I wouldn’t mind but I had
respectably bogeyed both. The 300 heat was intolerable on the day
and I had suffered accordingly. As the French went round, drinking their
waters and eating their bananas, I went round dripping the sweat.
As the round
progressed, I settled into the calmness and serenity that was my compatriots’
approach, however at times it felt like I was playing in a morgue. Perhaps,
after the urine extracting tactics of my English colleagues this approach had
come as a bit of a shock to my system.
The back nine
continues in a similar vein to the front, Helene’s limited conversation continues
in her native tongue, without a nod or acknowledgement to me. Fair enough,
maybe she is introverted and finding it difficult to communicate, I know I was.
Eventually we
arrive at the dog left 14th par 4 SI 14 at 260 m and I plant one
in the middle of the fairway, place the second on the edge of the green and
obtain a comfortable par. Being traditionalists the honour at the next tee is
all mine. I tee up, I tee off, I lose sight of the ball, I ask my colleagues
if they have seen it and Maurice responds “It’s een zee warter.

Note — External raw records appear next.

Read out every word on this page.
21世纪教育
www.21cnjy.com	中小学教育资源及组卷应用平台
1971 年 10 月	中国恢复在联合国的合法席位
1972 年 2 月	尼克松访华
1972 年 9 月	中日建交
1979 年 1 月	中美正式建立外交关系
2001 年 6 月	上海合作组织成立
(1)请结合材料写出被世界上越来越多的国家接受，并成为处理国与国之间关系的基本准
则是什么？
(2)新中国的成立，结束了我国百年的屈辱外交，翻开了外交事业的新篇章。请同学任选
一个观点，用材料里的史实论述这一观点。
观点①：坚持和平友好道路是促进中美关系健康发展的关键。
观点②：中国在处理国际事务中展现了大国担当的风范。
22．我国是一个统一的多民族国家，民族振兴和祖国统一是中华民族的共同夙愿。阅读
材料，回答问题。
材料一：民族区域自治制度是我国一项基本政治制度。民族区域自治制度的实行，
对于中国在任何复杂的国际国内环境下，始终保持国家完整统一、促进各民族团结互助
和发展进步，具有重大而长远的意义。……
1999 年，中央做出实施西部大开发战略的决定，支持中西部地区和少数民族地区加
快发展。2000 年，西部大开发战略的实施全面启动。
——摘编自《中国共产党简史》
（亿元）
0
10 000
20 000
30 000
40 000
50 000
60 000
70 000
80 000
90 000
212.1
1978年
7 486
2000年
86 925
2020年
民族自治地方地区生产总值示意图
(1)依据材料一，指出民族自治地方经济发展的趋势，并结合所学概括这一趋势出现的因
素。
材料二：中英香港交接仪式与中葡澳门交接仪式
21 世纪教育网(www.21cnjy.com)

Oh well,
honour gained, honour lost, “comme ci comme ca” as they say in France.
Henri and Helene have
some interesting conversations as we go round the course. None of which I
understand but I could guess what they were saying based upon their actions.
“That’s a good shot for you”, “Excellent” “You’ve lost that”, “That’s in the
out of bounds”, “Oh dear”. As we walk the course Henri informs me that he and
Helene are on holiday from Paris and come here for 5 months of the year! Now
that’s a holiday and I thought ours was long at 6 weeks!
As we approached
the 17th par 3 SI 8 at 104 m we had a veritable mountain to climb,
the incline was immense with the green perched somewhere on the top. To
enable the golfer to make this hazardous climb a ski lift is in place to pull
player and trolley up the slope! Thinking you have reached the highest point
possible the 18th par 4 SI 12 at 224 m sees you off, with another
incredible climb but with no assistance. The carry bag by this time weighs
heavily on my shoulders and I look forward to a cooling drink in the bar. The
view atop the 18th is remarkable. Directly behind you the forest
canopy stretches as far as the eye can see and to the right the town of
Arcachon with the sea in the distance. Arcachon if you haven’t already
guessed is a wealthy person’s paradise as large individually designed villas
abound.
As we crossed the
road to the 18th tee, par 4 SI 12 at 242 m Helene turned to me and
in a perfectly good English asks, “What do you think of Brexit?” To say I was
flabbergasted would be an understatement, this lady has not spoken to me once
in the last 4 hours. As I gathered my composure, I was about to explain my
position in relation to this great British conundrum however, I was unable to
get a word in edgeways as Helene regaled me with her thoughts, “Britain
should stay in the union, after all we are all European, the UK has made a
Dogs Brexit for itself and Bo Jo is a buffoon”.
None of which I
could disagree with, if I’d been given the opportunity to speak.
Game over, we shook
hands and went our separate ways. I made a b line for the restaurant/bar, ordered
a fizzy drink, handed over 4 euros 50 and drank thirstily, before heading
back to the comfort of my tiny caravan. Henri and Helene undoubtedly return
to their villa for a chilled glass of Dom Perignon and as to Maurice, who
knows, he probably goes round again and again.